Pesquisadores da USP desenvolvem novo teste que reduz vantagem das superbactérias
Teste inovador reduz diagnóstico de bactérias resistentes em UTIs para seis horas.
Pacientes internados em Unidades de Terapia Intensiva (UTIs) agora podem ter a identificação de bactérias resistentes aos carbapenêmicos realizada em apenas seis horas. Essa inovação é fruto de um teste desenvolvido por pesquisadores da Faculdade de Medicina da Universidade de São Paulo e do Hospital das Clínicas da instituição.
A nova abordagem reduz em até 60 horas o tempo necessário para confirmar a presença dessas bactérias, que são conhecidas pela resistência a antibióticos utilizados em infecções graves. A agilidade no diagnóstico permite que hospitais revisem rapidamente as medidas de isolamento adotadas e otimizem a utilização de recursos.
Embora o método acelere a tomada de decisões pelas equipes de controle de infecção, os pesquisadores ressaltam que a redução do tempo de diagnóstico, por si só, não é suficiente para diminuir significativamente a transmissão desses microrganismos nas unidades hospitalares.
As Enterobactérias Resistentes a Carbapenêmicos constituem um grupo de microrganismos que adquiriram resistência a antibióticos considerados como últimas opções terapêuticas para infecções graves. Espécies como Klebsiella pneumoniae e Escherichia coli são classificadas como uma ameaça crítica à saúde pública pela Organização Mundial da Saúde.
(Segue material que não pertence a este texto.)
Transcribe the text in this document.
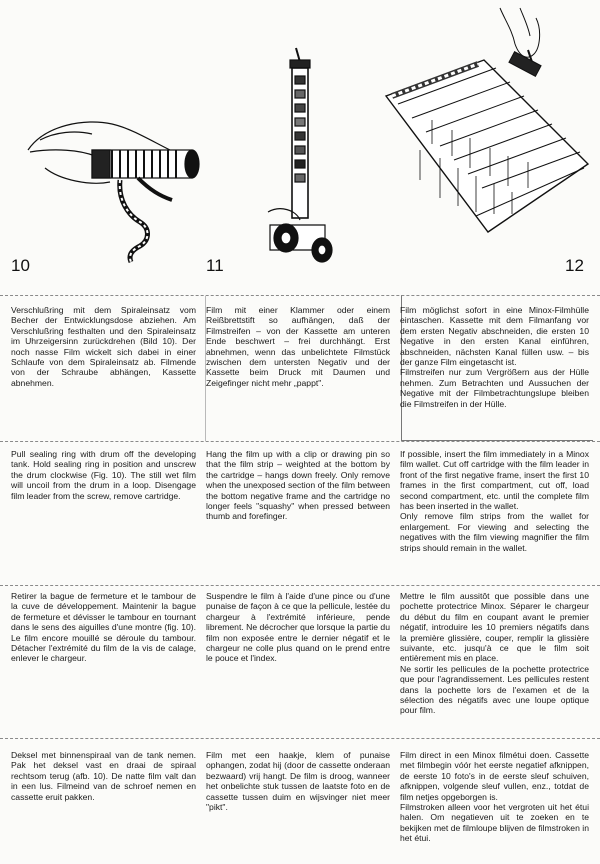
10	11	12

Verschlußring mit dem Spiraleinsatz vom Becher der Entwicklungsdose abziehen. Am Verschlußring festhalten und den Spiraleinsatz im Uhrzeigersinn zurückdrehen (Bild 10). Der noch nasse Film wickelt sich dabei in einer Schlaufe von dem Spiraleinsatz ab. Filmende von der Schraube abhängen, Kassette abnehmen.

Film mit einer Klammer oder einem Reißbrettstift so aufhängen, daß der Filmstreifen – von der Kassette am unteren Ende beschwert – frei durchhängt. Erst abnehmen, wenn das unbelichtete Filmstück zwischen dem untersten Negativ und der Kassette beim Druck mit Daumen und Zeigefinger nicht mehr „pappt".

Film möglichst sofort in eine Minox-Filmhülle eintaschen. Kassette mit dem Filmanfang vor dem ersten Negativ abschneiden, die ersten 10 Negative in den ersten Kanal einführen, abschneiden, nächsten Kanal füllen usw. – bis der ganze Film eingetascht ist.

Filmstreifen nur zum Vergrößern aus der Hülle nehmen. Zum Betrachten und Aussuchen der Negative mit der Filmbetrachtungslupe bleiben die Filmstreifen in der Hülle.

Pull sealing ring with drum off the developing tank. Hold sealing ring in position and unscrew the drum clockwise (Fig. 10). The still wet film will uncoil from the drum in a loop. Disengage film leader from the screw, remove cartridge.

Hang the film up with a clip or drawing pin so that the film strip – weighted at the bottom by the cartridge – hangs down freely. Only remove when the unexposed section of the film between the bottom negative frame and the cartridge no longer feels "squashy" when pressed between thumb and forefinger.

If possible, insert the film immediately in a Minox film wallet. Cut off cartridge with the film leader in front of the first negative frame, insert the first 10 frames in the first compartment, cut off, load second compartment, etc. until the complete film has been inserted in the wallet.

Only remove film strips from the wallet for enlargement. For viewing and selecting the negatives with the film viewing magnifier the film strips should remain in the wallet.

Retirer la bague de fermeture et le tambour de la cuve de développement. Maintenir la bague de fermeture et dévisser le tambour en tournant dans le sens des aiguilles d'une montre (fig. 10). Le film encore mouillé se déroule du tambour. Détacher l'extrémité du film de la vis de calage, enlever le chargeur.

Suspendre le film à l'aide d'une pince ou d'une punaise de façon à ce que la pellicule, lestée du chargeur à l'extrémité inférieure, pende librement. Ne décrocher que lorsque la partie du film non exposée entre le dernier négatif et le chargeur ne colle plus quand on le prend entre le pouce et l'index.

Mettre le film aussitôt que possible dans une pochette protectrice Minox. Séparer le chargeur du début du film en coupant avant le premier négatif, introduire les 10 premiers négatifs dans la première glissière, couper, remplir la glissière suivante, etc. jusqu'à ce que le film soit entièrement mis en place.

Ne sortir les pellicules de la pochette protectrice que pour l'agrandissement. Les pellicules restent dans la pochette lors de l'examen et de la sélection des négatifs avec une loupe optique pour film.

Deksel met binnenspiraal van de tank nemen. Pak het deksel vast en draai de spiraal rechtsom terug (afb. 10). De natte film valt dan in een lus. Filmeind van de schroef nemen en cassette eruit pakken.

Film met een haakje, klem of punaise ophangen, zodat hij (door de cassette onderaan bezwaard) vrij hangt. De film is droog, wanneer het onbelichte stuk tussen de laatste foto en de cassette tussen duim en wijsvinger niet meer "pikt".

Film direct in een Minox filmétui doen. Cassette met filmbegin vóór het eerste negatief afknippen, de eerste 10 foto's in de eerste sleuf schuiven, afknippen, volgende sleuf vullen, enz., totdat de film netjes opgeborgen is.

Filmstroken alleen voor het vergroten uit het étui halen. Om negatieven uit te zoeken en te bekijken met de filmloupe blijven de filmstroken in het étui.
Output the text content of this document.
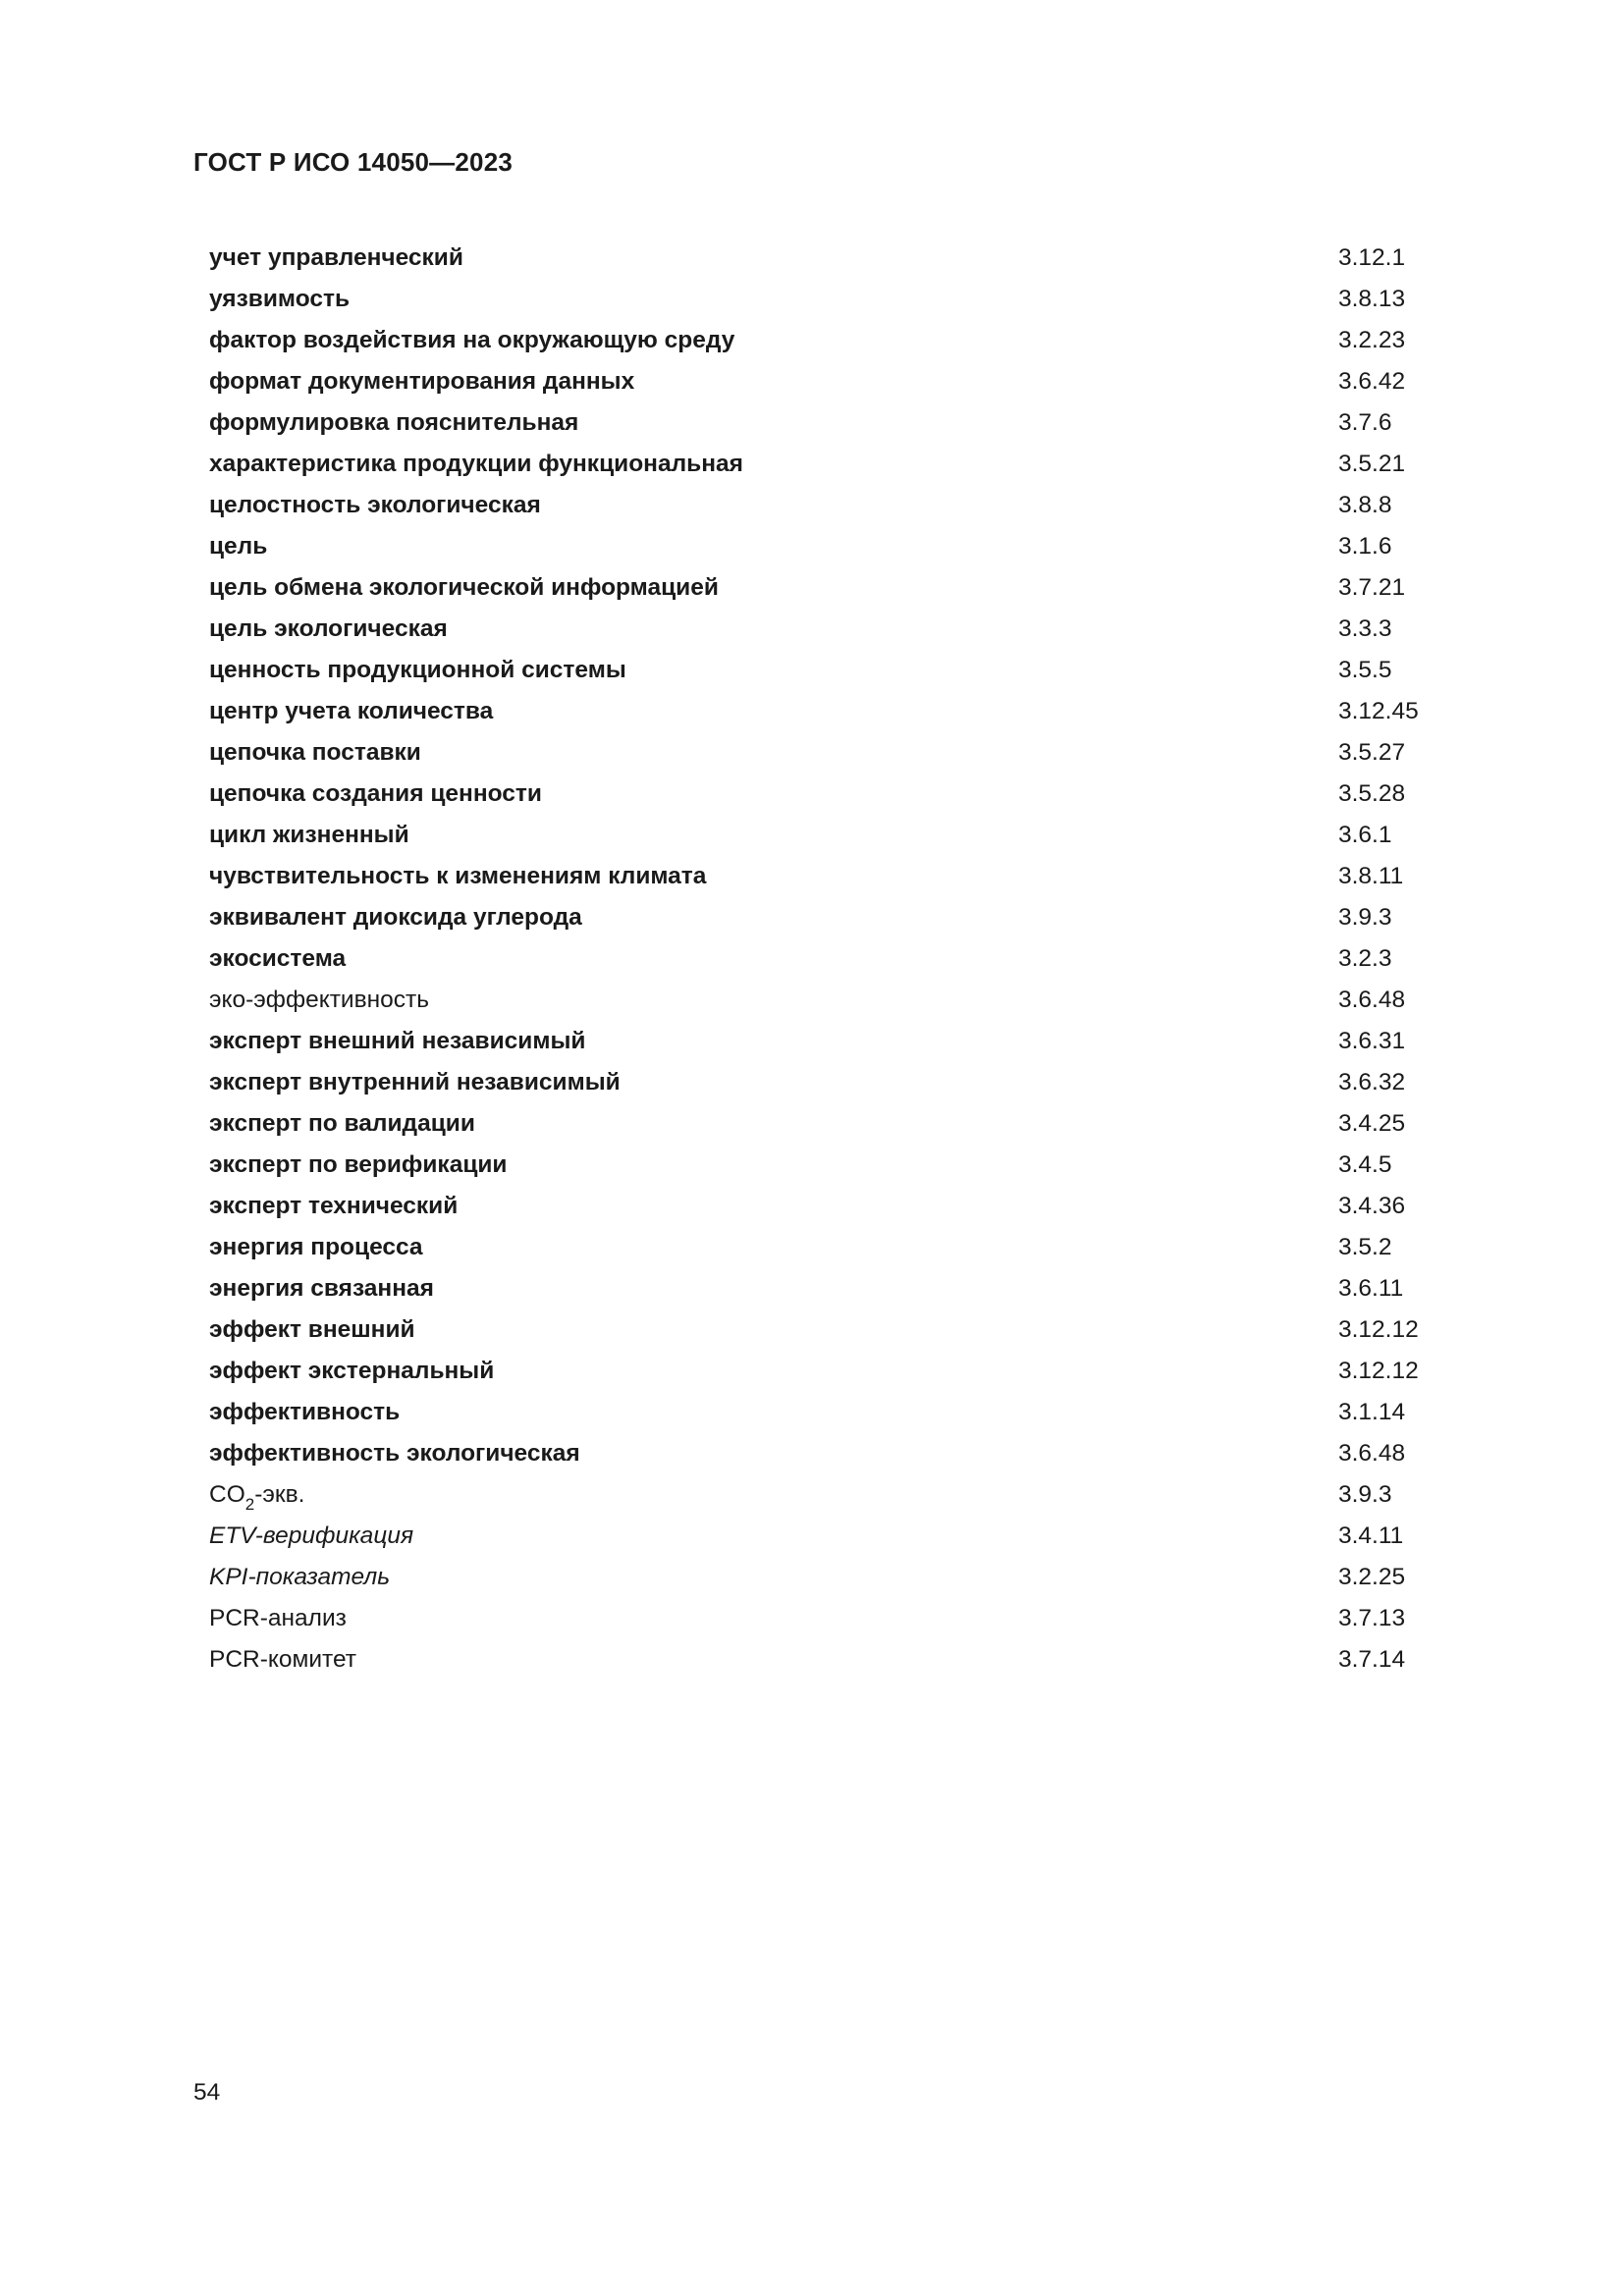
ГОСТ Р ИСО 14050—2023
учет управленческий	3.12.1
уязвимость	3.8.13
фактор воздействия на окружающую среду	3.2.23
формат документирования данных	3.6.42
формулировка пояснительная	3.7.6
характеристика продукции функциональная	3.5.21
целостность экологическая	3.8.8
цель	3.1.6
цель обмена экологической информацией	3.7.21
цель экологическая	3.3.3
ценность продукционной системы	3.5.5
центр учета количества	3.12.45
цепочка поставки	3.5.27
цепочка создания ценности	3.5.28
цикл жизненный	3.6.1
чувствительность к изменениям климата	3.8.11
эквивалент диоксида углерода	3.9.3
экосистема	3.2.3
эко-эффективность	3.6.48
эксперт внешний независимый	3.6.31
эксперт внутренний независимый	3.6.32
эксперт по валидации	3.4.25
эксперт по верификации	3.4.5
эксперт технический	3.4.36
энергия процесса	3.5.2
энергия связанная	3.6.11
эффект внешний	3.12.12
эффект экстернальный	3.12.12
эффективность	3.1.14
эффективность экологическая	3.6.48
$CO_2$-экв.	3.9.3
ETV-верификация	3.4.11
KPI-показатель	3.2.25
PCR-анализ	3.7.13
PCR-комитет	3.7.14
54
Essas bactérias podem permanecer no intestino, uma condição conhecida como colonização, sem causar sintomas. Contudo, pacientes internados, especialmente aqueles em estado grave ou imunossuprimidos, têm maior risco de desenvolver infecções e transmitir esses microrganismos a outros pacientes.
O exame utiliza uma amostra obtida por swab retal, que é incubada por seis horas em um meio de enriquecimento antes de ser submetida a um teste imunocromatográfico. Essa tecnologia identifica a produção das enzimas responsáveis pela resistência e possibilita reconhecer qual tipo de carbapenemase está presente, informações cruciais para orientar estratégias de vigilância e controle de infecção.
Segundo um dos autores dos estudos, o principal diferencial da tecnologia é a combinação entre rapidez, simplicidade e menor custo operacional. Essa inovação proporciona a velocidade de um teste molecular caro, mas por uma fração do preço e sem a necessidade de máquinas complexas.
Durante a fase de validação, o método demonstrou desempenho máximo em testes laboratoriais para detectar as principais enzimas relacionadas à resistência bacteriana. A sensibilidade do teste, ao ser aplicado em amostras de pacientes internados em UTIs, variou conforme a qualidade da coleta, alcançando índices mais altos quando havia uma quantidade adequada de material biológico.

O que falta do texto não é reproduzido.